I give him a tiny smile, the anticipation of seeing my sister again rising above my renewed terror.

‘Viv?’

‘Atlas?’

‘I – I once told you the priesthood was how I was called to love. But I was wrong.’

He’s looking at me sheepishly, letting sand trail through his fingers.

‘God wouldn’t ask you to make a vow you don’t want to make, Atlas. The priesthood is—’

‘Is not the vow I’m talking about.’

‘It’s not?’

‘No.’

Atlas reaches to touch the swallow around my neck and I feel heat creep across my skin.

‘I joined the rebellion because my conscience urged me to, and I told myself it was fine to be breaking the law and shooting Guardians as long as I became a priest after,’ he says.

‘Surely, that was what God had led me to Father David for.

But then you came along, Featherswallow.

Every time I tried to clear my mind, to pray, you were there.

Your smile, the smell of your hair, your infuriatingly stubborn personality.

I begged God to let you be his will for me, to change my vocation.

But when I woke up on Eigg after Bletchley Park, you were already gone.

‘And then a letter came from Hollingsworth, detailing the orders for a secret mission and the Plan B that would ensue if I failed.’ He grimaces.

‘It was cruel of her. She knew I wouldn’t tell you the truth about needing the wyvern Koinamens to win the war, because you’d refuse to ask it of them and then Plan B would be enacted.

And she knew I wouldn’t tell Chumana about Plan B, because she would have killed Hollingsworth and the rebel movement would have fallen apart.

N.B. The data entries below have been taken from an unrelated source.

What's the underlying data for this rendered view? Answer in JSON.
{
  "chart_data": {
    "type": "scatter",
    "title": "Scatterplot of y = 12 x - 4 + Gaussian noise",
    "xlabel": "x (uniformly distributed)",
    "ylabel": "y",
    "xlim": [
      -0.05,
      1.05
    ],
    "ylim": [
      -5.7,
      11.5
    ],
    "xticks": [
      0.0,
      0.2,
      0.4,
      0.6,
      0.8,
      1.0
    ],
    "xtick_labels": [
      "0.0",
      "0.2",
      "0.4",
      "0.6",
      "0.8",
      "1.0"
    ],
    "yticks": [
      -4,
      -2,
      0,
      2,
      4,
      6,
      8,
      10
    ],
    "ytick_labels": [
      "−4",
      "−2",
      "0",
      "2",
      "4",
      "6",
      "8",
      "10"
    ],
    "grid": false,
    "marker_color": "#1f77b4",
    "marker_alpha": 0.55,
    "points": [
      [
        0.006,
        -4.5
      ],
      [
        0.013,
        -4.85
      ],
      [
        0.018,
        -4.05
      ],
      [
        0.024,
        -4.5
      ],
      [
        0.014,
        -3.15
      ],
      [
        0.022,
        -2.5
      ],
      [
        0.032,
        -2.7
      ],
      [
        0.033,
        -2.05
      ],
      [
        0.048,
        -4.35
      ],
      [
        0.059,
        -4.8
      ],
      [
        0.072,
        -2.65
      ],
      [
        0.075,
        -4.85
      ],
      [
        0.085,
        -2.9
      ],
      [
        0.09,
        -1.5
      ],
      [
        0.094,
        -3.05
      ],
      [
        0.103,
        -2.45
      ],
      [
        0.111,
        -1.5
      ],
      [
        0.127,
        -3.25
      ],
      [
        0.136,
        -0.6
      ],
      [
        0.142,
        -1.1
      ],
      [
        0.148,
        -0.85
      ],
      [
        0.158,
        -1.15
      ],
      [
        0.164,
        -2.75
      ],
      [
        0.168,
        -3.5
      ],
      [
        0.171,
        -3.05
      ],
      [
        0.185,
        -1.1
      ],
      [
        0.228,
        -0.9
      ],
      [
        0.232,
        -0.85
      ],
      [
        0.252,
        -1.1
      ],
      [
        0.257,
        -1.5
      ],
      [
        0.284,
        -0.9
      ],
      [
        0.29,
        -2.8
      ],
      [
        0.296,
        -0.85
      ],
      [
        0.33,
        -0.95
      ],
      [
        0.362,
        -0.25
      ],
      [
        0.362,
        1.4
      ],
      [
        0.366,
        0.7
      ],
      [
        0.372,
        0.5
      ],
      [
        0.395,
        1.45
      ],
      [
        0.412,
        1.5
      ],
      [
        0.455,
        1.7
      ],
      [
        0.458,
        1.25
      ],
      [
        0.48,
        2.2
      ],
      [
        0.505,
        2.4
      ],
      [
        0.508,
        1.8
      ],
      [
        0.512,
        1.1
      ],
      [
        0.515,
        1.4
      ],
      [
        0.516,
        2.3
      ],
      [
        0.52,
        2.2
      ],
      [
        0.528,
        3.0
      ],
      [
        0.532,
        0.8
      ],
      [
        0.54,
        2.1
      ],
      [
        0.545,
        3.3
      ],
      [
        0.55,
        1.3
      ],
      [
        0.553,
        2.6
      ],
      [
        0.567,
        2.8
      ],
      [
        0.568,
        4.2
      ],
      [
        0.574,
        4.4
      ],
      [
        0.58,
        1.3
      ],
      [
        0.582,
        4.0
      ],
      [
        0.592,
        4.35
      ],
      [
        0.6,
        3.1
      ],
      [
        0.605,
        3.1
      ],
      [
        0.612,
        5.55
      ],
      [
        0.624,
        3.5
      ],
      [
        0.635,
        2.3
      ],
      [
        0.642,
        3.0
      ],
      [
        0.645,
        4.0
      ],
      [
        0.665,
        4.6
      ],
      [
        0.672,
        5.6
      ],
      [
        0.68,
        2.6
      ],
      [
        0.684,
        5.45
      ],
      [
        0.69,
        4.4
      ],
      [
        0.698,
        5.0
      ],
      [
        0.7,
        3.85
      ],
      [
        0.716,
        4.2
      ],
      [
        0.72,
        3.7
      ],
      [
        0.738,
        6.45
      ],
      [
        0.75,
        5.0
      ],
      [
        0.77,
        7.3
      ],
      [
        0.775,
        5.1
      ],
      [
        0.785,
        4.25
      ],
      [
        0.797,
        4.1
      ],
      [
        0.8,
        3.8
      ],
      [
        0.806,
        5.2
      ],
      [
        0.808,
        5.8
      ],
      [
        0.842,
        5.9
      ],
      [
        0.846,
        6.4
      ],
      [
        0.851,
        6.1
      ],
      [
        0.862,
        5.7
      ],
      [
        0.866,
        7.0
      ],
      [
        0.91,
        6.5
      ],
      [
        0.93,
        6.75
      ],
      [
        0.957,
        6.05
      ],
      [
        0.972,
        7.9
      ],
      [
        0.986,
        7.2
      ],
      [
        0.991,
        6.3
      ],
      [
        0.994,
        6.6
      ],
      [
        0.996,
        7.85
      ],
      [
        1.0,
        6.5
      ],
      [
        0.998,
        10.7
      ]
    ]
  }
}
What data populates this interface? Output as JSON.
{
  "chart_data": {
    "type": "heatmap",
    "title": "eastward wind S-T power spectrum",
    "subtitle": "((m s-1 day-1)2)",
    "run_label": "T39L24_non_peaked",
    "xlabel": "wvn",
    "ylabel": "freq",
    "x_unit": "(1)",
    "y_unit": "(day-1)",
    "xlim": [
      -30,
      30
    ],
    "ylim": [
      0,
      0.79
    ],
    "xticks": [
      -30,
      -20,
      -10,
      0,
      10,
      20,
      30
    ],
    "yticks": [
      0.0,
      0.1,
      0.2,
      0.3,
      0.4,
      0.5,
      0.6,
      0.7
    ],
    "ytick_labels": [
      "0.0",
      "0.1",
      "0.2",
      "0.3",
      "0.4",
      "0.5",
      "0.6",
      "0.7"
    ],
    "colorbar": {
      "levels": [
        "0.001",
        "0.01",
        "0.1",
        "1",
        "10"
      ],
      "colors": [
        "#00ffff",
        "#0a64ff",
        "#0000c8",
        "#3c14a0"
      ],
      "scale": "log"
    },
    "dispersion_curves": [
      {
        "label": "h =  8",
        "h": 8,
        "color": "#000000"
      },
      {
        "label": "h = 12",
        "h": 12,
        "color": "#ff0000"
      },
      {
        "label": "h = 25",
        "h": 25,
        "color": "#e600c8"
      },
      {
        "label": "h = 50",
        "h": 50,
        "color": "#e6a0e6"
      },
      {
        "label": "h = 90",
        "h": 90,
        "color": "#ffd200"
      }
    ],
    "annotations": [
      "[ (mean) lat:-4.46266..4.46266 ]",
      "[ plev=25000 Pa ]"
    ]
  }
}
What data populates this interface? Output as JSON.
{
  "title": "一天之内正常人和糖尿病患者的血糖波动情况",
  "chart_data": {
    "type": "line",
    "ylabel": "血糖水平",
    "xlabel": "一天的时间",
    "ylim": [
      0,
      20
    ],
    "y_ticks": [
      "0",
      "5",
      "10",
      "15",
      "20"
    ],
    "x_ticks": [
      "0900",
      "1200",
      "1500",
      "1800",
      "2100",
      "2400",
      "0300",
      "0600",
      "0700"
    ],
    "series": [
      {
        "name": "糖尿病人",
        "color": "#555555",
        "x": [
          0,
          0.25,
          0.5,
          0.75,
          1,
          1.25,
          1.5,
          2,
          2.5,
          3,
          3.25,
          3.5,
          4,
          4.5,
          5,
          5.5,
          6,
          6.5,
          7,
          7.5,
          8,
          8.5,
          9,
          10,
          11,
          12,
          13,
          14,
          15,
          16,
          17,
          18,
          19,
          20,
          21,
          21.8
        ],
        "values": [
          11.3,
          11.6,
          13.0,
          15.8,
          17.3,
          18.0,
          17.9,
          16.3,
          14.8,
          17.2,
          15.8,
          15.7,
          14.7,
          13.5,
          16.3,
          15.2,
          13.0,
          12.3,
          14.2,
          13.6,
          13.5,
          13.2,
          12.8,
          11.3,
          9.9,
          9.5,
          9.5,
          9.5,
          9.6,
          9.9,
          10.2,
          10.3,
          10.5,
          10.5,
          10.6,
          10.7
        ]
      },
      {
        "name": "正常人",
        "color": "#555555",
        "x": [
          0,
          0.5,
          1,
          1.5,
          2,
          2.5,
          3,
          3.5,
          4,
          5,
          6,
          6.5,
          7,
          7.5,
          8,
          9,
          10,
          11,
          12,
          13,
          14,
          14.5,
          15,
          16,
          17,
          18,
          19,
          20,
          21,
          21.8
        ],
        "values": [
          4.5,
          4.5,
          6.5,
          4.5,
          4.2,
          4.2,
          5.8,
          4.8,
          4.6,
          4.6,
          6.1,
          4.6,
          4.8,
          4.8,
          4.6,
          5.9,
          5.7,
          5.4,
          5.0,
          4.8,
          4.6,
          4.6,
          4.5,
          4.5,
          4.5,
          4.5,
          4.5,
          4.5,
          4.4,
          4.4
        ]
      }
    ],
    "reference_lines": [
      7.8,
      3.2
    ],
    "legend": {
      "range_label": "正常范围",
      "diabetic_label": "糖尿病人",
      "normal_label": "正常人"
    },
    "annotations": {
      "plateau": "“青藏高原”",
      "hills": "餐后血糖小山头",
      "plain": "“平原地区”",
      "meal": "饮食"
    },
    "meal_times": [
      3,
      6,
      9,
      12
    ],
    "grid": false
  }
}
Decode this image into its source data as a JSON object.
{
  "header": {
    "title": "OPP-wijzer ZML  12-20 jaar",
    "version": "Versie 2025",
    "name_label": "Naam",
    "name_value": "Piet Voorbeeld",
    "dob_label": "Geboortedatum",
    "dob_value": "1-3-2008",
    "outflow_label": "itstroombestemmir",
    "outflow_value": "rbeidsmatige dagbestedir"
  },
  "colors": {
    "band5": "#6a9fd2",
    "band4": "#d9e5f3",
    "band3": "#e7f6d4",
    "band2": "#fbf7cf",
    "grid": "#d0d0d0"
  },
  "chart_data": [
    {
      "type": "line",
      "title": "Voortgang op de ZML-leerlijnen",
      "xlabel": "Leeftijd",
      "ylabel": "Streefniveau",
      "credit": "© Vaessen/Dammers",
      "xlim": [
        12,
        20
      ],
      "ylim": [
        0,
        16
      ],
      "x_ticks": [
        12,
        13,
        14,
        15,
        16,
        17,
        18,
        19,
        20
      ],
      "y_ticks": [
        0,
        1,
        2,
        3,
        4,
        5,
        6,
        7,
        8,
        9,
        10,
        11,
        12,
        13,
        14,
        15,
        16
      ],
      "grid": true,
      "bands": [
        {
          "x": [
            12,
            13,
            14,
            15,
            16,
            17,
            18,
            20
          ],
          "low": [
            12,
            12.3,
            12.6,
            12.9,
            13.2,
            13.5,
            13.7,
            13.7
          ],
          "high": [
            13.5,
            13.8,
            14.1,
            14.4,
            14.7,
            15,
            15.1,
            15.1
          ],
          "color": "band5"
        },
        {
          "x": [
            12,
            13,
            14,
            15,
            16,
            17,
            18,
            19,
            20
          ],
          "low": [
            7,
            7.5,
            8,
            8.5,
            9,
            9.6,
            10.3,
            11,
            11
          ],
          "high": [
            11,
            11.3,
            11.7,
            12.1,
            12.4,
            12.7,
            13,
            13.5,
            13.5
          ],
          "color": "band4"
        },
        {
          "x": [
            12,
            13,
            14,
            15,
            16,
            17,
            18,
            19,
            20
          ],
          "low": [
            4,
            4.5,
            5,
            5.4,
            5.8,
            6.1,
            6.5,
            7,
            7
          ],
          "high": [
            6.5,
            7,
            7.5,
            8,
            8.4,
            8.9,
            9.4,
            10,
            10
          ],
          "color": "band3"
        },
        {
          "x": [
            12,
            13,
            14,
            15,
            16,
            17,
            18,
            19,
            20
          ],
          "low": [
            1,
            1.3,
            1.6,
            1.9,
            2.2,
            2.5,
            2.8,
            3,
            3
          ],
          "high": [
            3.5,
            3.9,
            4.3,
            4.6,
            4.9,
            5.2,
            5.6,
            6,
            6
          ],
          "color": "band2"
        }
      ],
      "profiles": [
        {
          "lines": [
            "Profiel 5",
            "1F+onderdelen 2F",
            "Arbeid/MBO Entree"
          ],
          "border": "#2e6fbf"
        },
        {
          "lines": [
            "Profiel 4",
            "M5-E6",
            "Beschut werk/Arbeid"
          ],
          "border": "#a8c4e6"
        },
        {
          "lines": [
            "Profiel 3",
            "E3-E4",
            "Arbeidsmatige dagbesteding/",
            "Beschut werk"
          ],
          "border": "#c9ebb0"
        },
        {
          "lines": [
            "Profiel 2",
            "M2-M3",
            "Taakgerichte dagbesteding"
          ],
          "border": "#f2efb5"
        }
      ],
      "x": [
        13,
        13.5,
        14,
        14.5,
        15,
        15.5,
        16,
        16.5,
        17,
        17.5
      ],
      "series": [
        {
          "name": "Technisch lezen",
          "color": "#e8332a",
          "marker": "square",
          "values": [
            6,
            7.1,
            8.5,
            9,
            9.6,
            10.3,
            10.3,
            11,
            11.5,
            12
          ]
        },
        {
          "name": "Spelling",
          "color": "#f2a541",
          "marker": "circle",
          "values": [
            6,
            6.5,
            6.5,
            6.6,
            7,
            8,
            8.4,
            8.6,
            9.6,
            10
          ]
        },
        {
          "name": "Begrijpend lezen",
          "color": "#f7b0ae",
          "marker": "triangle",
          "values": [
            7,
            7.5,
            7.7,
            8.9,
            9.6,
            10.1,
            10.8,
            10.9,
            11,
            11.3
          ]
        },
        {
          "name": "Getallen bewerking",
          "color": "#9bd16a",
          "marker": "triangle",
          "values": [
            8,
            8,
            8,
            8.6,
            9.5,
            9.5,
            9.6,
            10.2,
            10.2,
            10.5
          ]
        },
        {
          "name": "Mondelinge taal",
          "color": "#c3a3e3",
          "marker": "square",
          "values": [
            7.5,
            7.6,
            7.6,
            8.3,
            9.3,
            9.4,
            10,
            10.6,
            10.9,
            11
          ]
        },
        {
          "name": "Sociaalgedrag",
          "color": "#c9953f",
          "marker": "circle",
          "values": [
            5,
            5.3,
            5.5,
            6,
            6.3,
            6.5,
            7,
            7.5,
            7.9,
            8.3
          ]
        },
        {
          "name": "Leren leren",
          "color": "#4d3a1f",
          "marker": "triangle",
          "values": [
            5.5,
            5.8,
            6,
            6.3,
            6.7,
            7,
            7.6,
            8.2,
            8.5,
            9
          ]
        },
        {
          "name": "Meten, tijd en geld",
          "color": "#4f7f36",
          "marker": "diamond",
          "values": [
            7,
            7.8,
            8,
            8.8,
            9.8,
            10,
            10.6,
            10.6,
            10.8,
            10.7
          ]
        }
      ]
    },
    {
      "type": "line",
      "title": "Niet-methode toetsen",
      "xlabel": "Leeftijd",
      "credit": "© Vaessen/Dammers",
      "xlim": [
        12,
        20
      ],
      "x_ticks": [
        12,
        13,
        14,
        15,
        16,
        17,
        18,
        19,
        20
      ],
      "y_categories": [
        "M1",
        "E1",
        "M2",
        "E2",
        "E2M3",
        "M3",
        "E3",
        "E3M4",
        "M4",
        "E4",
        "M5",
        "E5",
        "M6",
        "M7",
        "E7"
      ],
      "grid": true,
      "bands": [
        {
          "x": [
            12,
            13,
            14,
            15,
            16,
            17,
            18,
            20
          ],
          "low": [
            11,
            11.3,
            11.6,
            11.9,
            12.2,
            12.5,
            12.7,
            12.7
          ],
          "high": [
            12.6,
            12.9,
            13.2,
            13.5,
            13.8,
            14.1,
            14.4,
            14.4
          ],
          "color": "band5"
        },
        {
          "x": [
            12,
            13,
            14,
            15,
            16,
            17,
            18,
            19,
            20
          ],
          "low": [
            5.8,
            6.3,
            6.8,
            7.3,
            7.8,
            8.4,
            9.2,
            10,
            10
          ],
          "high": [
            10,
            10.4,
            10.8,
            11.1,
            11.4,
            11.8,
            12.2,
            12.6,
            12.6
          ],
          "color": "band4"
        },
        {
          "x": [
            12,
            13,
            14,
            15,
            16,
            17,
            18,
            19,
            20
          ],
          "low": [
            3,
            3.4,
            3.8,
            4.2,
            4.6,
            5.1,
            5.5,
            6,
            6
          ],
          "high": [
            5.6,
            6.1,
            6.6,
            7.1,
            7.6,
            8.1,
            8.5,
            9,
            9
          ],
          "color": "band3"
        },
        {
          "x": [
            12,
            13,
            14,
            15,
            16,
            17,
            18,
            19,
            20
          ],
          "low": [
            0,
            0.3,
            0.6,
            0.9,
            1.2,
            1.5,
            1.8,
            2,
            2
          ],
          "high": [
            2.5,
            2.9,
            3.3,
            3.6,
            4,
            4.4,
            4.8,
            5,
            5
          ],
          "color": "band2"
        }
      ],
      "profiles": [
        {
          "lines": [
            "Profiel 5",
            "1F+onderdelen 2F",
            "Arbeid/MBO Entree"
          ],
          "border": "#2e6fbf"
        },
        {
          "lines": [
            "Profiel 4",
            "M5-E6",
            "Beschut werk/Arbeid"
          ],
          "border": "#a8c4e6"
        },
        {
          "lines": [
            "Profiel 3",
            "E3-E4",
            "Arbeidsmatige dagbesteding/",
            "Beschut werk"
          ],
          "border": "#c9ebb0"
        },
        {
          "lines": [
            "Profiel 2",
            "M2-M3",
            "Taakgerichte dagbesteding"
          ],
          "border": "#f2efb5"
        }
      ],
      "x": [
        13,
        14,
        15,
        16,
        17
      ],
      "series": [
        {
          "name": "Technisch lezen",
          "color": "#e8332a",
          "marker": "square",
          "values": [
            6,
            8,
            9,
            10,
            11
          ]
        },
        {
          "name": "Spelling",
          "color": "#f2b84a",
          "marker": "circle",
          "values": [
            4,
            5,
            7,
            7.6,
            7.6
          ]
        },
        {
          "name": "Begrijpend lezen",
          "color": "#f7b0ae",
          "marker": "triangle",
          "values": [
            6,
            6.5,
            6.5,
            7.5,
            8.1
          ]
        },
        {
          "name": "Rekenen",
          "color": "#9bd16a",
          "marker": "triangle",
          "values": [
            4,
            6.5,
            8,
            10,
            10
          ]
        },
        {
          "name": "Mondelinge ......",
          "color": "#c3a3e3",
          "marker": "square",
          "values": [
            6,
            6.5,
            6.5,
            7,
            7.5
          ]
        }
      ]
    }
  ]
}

’ He closes his eyes. ‘There was no way I was going to tell you about it, either, in case you turned round and bloody volunteered.’

When he opens his eyes, there’s a depth to them I’ve never seen.

‘I realised, as soon as I saw your name in her letter, and then again at the egg-choosing ceremony, that God had heard my prayer. That my calling was to something – someone – else.’

My heart flutters like a dracovol’s wings. ‘You told me mine was languages,’ I say before he can continue. ‘But you were wrong about that, too.’

‘You’re still a translator, Viv. Just because Cannair was—’

I shake my head. ‘It’s okay,’ I tell him. ‘I don’t think I want to be any more. Some things are only meant to form a small part of us and yet we let them become our entire identity.’

Atlas frowns.

‘Don’t you think?’ I say.

‘I think there are big vocations and small vocations,’ he says.

‘The type we’re meant to dedicate our lives to – like the priesthood for Father David, or fatherhood for Aodahn.

’ He hesitates. ‘And the type that is only one piece of a larger puzzle, a job or a state of mind that is the means to a higher end. Maybe you thought translation was the former, when really, it’s the latter. ’

I nod.

‘If we’re about to head into another war, then I don’t want to wait, Featherswallow.‘

I meet his gaze. ‘Wait for what?’

‘I don’t have a ring . . .’

I stop breathing.

‘Atlas—’ I begin.

‘You don’t have to answer me yet,’ he says quickly. ‘But I know what I want. And it’s not this, Viv.’ He gestures to the destruction around us. ‘It’s not the priesthood, either. My vocation is you. It’s been you ever since Bletchley Park.’

I want to say yes, want to fall into his arms and whisper it a hundred times into his ear. But I shake my head, my throat dry as I try to find the words.

‘I’m not ready to get married, Atlas,’ I say softly.

His face falls.

‘For years, I convinced myself that my languages were the most important part of me. And then I thought I was the face of the rebellion, thought I was going to win the war through translation. I was vain and na?ve and selfish.’

Atlas stares at the sand. I take his hand and kiss it.